Between July 2004 and February 2006, research was continued on the safety implications of flush medians in Auckland, New Zealand. A site-by-site benefit/cost analysis found that 38% of studied sites achieved a negative benefit/cost ratio, proving that separate analysis is required for every proposed flush median site. The width of a flush median was found to have no effect on overall benefit/cost ratios.
Crash types that increased as a result of installing a flush median were investigated. JA, FD and LB-type crashes are the crash types that were shown to increase as a result of installing a flush median.
It was concluded that JA-type crashes increased because installing a flush median reduces visibility. To mitigate the expected increase in crashes that a flush median is likely to cause, visibility from side roads should be improved.

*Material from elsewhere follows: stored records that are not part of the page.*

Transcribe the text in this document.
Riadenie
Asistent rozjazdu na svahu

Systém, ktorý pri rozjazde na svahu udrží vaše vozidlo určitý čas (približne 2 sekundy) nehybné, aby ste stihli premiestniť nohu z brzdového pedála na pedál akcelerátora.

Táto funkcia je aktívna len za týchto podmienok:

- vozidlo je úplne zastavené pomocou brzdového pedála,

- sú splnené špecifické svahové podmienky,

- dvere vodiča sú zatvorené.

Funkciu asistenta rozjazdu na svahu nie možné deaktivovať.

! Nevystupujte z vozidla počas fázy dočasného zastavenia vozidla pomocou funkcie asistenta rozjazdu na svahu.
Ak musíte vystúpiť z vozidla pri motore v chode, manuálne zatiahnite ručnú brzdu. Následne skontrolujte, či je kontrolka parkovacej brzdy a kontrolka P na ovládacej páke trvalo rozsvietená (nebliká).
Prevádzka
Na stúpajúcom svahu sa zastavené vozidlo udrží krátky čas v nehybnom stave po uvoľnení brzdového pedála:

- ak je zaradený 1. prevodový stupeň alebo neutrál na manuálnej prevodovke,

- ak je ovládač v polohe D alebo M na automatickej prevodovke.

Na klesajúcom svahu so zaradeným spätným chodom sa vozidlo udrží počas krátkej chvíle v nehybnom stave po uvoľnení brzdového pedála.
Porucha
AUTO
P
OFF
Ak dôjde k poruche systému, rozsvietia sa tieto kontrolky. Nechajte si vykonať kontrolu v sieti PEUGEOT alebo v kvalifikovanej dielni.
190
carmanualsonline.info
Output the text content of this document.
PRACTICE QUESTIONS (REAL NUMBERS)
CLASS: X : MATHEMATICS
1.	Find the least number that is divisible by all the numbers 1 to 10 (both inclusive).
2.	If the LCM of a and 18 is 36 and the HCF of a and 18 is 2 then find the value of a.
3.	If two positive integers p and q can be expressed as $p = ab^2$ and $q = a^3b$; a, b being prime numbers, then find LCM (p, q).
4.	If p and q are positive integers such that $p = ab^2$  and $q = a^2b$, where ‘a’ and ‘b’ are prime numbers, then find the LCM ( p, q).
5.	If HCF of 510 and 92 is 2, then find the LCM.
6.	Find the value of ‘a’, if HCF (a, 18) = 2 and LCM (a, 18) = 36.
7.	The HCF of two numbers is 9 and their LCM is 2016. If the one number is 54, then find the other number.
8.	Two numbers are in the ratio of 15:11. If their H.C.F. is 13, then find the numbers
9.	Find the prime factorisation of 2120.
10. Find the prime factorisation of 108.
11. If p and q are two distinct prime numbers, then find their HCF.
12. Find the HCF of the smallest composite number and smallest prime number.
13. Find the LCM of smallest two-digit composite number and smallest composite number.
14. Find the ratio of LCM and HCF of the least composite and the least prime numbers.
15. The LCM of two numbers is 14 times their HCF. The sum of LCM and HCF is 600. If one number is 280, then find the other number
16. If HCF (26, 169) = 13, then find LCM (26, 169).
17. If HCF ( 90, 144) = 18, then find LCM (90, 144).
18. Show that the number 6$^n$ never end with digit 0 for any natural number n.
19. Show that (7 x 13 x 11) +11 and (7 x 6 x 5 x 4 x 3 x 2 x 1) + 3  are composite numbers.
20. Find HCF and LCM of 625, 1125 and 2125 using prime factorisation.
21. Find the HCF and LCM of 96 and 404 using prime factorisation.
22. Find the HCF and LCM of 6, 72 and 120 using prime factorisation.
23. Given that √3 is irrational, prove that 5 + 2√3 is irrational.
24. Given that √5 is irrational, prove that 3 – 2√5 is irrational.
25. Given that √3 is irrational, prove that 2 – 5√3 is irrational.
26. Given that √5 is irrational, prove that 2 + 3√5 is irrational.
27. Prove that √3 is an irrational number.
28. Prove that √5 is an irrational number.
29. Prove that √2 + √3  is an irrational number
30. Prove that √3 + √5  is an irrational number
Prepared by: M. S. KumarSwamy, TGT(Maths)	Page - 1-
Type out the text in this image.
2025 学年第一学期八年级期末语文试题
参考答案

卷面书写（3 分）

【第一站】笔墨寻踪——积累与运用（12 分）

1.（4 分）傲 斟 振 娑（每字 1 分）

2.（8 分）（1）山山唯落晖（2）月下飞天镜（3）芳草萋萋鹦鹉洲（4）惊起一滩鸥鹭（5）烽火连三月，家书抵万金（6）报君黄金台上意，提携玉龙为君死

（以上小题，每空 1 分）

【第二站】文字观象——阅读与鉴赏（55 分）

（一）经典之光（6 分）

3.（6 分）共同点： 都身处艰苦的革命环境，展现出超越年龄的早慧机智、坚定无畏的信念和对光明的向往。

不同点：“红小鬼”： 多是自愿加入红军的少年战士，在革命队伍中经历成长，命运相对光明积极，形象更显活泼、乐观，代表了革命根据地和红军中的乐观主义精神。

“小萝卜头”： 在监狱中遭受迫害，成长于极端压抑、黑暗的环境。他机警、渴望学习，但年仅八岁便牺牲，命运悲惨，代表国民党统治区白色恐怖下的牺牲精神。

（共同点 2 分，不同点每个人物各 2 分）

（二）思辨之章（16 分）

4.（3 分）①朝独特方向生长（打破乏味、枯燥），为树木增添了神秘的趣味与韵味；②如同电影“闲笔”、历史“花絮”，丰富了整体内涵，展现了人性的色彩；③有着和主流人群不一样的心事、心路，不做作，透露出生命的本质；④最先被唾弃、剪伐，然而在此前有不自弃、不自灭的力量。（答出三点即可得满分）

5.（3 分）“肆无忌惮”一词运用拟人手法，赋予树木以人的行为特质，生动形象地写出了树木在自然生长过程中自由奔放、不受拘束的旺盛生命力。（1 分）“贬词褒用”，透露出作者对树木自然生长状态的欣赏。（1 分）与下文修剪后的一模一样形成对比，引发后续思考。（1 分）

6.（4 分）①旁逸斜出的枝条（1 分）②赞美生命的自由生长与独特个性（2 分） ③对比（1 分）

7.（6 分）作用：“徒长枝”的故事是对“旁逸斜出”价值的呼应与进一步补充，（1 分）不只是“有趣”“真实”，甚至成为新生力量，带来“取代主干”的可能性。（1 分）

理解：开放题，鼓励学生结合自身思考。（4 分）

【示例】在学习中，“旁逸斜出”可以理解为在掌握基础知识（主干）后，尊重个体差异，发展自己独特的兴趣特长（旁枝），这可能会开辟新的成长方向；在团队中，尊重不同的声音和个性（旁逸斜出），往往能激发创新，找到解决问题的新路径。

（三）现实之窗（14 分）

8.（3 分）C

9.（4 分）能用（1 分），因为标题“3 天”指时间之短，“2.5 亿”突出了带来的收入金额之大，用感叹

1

It was concluded that FD and LB-type crashes increased as a result of more congestion, which caused longer queue lengths and longer peak periods. The probable increase in FD and LB-type crashes when a flush median is installed can be minimised by ensuring adequate capacity at all intersections along the route.
A methodology was formed to predict crash patterns at proposed flush median sites. The Preliminary guidelines for safer flush medians were updated to include findings from this research. A general process to follow when implementing flush medians was formed, including the identification of site characteristics, prediction of crashes using the methodology, and remedial measures to improve safety. The use of these guidelines should ensure safety increases and crash savings at all flush median sites.